The area where the tigers are roaming around is quite close to where a tribal hunting party killed a Bengal tiger in Lalgarh on March 2018, the forest official said.

Wildlife activists are worried about the safety of the tigress and its cub. The inexperience of local foresters is a challenge, a senior forest official said.

The forests of the western districts of Bengal are mostly inhabited by elephants and the villagers and forest guards are trained in handling pachyderms, not big cats.

A team of officers from the Sunderbans, equipped with tranquillising guns, is camping in the area.

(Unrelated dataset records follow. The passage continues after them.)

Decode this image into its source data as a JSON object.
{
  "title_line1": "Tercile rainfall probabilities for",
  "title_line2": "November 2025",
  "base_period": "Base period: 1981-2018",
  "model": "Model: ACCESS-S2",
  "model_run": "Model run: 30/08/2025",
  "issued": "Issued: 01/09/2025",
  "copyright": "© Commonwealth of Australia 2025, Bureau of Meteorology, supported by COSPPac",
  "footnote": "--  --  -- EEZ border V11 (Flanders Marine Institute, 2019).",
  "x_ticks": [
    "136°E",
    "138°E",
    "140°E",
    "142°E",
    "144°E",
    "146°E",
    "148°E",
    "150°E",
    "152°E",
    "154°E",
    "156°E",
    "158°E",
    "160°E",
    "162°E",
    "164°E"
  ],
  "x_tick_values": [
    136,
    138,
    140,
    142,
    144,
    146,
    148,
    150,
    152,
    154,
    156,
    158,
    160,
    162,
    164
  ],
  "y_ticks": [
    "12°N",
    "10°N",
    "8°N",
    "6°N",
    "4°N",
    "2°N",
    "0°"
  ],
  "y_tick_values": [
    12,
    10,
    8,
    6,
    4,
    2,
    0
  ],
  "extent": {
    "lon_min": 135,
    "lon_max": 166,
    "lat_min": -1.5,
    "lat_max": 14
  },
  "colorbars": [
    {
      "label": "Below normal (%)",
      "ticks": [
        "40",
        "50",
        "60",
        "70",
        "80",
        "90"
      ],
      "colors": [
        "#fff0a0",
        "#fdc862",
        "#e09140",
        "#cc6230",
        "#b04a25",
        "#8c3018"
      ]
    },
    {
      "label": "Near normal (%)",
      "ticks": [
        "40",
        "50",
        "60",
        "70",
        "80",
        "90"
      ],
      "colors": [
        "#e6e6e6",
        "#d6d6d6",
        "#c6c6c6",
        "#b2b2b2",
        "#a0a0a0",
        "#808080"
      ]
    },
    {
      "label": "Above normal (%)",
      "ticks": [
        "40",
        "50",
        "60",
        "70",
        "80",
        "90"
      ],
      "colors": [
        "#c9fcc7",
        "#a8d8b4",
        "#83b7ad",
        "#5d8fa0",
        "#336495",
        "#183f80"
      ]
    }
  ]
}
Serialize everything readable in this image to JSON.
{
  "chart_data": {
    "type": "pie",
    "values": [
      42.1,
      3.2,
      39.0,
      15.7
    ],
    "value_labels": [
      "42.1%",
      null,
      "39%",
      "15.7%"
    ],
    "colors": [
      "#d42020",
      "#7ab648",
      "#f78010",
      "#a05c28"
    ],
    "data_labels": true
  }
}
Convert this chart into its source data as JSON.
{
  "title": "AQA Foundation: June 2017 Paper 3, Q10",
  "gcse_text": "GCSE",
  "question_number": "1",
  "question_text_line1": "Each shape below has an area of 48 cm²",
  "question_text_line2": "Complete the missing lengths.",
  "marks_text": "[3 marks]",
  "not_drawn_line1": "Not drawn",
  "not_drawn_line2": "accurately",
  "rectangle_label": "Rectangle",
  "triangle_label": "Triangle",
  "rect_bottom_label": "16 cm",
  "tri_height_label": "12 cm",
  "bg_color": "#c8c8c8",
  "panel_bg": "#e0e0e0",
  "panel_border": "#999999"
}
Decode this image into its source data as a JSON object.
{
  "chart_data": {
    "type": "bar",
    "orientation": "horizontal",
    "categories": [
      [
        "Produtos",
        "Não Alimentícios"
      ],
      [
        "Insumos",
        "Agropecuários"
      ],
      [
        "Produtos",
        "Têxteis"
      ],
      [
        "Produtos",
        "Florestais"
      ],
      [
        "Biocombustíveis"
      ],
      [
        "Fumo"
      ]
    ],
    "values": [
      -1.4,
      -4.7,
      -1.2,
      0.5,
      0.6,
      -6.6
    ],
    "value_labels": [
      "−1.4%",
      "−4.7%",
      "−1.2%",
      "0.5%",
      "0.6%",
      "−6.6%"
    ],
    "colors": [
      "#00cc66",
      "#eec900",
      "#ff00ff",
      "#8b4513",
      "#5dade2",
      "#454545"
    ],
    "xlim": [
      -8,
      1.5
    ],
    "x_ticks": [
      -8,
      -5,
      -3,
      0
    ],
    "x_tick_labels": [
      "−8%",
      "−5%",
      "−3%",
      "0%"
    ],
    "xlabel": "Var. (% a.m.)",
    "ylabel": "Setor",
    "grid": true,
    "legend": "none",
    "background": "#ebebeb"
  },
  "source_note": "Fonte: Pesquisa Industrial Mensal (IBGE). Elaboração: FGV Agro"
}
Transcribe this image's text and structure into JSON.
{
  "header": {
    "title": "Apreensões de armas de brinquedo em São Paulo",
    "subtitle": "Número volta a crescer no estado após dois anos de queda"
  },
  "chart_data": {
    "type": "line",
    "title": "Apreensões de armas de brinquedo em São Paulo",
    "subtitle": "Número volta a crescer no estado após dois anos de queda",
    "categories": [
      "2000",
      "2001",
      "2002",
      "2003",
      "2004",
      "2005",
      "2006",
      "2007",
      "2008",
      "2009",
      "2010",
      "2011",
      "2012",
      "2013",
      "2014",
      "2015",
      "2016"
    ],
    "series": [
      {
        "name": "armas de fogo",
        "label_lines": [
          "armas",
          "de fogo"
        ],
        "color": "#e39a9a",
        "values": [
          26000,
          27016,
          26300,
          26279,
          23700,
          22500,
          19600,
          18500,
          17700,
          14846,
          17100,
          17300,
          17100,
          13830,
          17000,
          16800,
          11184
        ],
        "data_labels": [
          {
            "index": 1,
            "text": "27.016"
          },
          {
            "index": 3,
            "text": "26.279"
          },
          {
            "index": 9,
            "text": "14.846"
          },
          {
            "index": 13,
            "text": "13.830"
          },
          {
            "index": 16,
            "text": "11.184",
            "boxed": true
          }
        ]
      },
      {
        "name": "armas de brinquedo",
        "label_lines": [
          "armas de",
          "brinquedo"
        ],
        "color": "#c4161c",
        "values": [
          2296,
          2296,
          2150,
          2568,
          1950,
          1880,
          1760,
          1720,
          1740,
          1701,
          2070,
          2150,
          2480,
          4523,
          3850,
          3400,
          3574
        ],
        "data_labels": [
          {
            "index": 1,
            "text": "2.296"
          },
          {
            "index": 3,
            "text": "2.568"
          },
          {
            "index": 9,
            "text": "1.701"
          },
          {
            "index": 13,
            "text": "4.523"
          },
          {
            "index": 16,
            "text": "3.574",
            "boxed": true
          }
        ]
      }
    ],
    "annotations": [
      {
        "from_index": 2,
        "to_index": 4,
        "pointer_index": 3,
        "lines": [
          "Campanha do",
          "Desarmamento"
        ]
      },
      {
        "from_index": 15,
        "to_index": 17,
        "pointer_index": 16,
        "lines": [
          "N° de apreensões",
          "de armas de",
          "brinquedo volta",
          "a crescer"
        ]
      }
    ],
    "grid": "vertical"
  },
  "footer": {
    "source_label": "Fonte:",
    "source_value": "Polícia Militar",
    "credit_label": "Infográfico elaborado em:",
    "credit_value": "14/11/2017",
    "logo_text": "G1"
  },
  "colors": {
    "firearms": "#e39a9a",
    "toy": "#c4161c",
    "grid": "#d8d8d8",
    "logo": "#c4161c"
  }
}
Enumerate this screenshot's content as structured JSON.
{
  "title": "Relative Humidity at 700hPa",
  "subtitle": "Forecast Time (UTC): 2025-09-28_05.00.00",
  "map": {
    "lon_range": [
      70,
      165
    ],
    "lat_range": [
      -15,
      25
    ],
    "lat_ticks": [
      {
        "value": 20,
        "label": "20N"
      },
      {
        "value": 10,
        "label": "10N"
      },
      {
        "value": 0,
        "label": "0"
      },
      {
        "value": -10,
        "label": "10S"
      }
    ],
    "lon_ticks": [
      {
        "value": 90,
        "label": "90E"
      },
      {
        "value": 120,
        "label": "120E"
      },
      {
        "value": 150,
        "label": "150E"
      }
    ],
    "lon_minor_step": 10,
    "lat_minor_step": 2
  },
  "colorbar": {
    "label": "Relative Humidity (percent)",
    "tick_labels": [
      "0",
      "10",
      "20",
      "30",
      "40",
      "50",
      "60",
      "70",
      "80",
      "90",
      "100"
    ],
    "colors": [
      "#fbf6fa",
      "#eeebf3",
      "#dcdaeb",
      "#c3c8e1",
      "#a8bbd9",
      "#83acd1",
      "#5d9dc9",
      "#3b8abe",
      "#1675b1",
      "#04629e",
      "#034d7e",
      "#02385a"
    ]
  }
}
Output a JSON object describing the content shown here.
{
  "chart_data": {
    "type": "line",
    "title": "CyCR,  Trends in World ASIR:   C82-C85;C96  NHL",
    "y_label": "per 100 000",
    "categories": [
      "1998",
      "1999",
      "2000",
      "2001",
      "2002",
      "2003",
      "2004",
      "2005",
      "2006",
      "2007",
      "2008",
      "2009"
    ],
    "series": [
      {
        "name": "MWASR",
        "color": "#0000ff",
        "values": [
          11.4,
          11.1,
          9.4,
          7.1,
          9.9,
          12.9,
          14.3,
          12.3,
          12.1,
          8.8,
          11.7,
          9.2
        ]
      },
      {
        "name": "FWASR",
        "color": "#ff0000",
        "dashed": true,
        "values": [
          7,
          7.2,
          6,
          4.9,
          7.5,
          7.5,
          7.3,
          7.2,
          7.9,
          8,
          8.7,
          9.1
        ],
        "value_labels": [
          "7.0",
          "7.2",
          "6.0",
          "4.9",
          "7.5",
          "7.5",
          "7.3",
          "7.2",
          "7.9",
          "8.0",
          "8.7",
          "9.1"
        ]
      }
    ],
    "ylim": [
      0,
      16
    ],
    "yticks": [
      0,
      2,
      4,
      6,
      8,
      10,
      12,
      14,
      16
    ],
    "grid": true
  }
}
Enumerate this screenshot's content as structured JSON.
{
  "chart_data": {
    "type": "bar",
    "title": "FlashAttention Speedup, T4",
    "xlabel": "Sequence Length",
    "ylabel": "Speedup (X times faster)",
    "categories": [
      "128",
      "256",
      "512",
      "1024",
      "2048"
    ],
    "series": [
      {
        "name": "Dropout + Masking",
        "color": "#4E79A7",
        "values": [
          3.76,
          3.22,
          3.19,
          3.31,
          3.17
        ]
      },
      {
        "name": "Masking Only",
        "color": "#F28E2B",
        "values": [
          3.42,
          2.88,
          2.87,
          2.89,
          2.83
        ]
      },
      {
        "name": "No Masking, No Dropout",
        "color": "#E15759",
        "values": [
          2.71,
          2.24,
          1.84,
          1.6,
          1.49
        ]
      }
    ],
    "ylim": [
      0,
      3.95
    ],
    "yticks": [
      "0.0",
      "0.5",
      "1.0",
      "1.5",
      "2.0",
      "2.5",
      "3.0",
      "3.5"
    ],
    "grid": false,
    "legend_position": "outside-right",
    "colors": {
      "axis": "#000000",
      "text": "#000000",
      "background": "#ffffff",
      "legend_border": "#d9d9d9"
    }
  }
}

A villager at Patharchabi, near Binpur in Jhargram, claimed to have spotted a tiger cub at his home on Tuesday morning. “It was extremely foggy and I saw what looked like a tiger cub near my chicken shed. I was scared and threw a stone at it after which it slinked away,” Rabindranath Pramanik told Metro.

Officials said it was likely that the tiger had gone there to make a kill and was lured in by the chicken coop.

A female tiger with a cub is extremely protective and can be quite aggressive as well, the official said.

Forest officials came across the carcass of a goat on Monday.

Another officer said a bus driver had spotted a tiger at a turning on the road that leads to Kuldiha from Belpahari. “The driver told us that he saw the tiger around 5.45pm and that it leapt into the bushes the moment it saw the approaching bus,” said the officer.

A senior forest official said the tigers could have come from the forests of Jharkhand. “The natural instinct would be to go back to the Jharkhand forests and we are trying to ensure their safe passage.”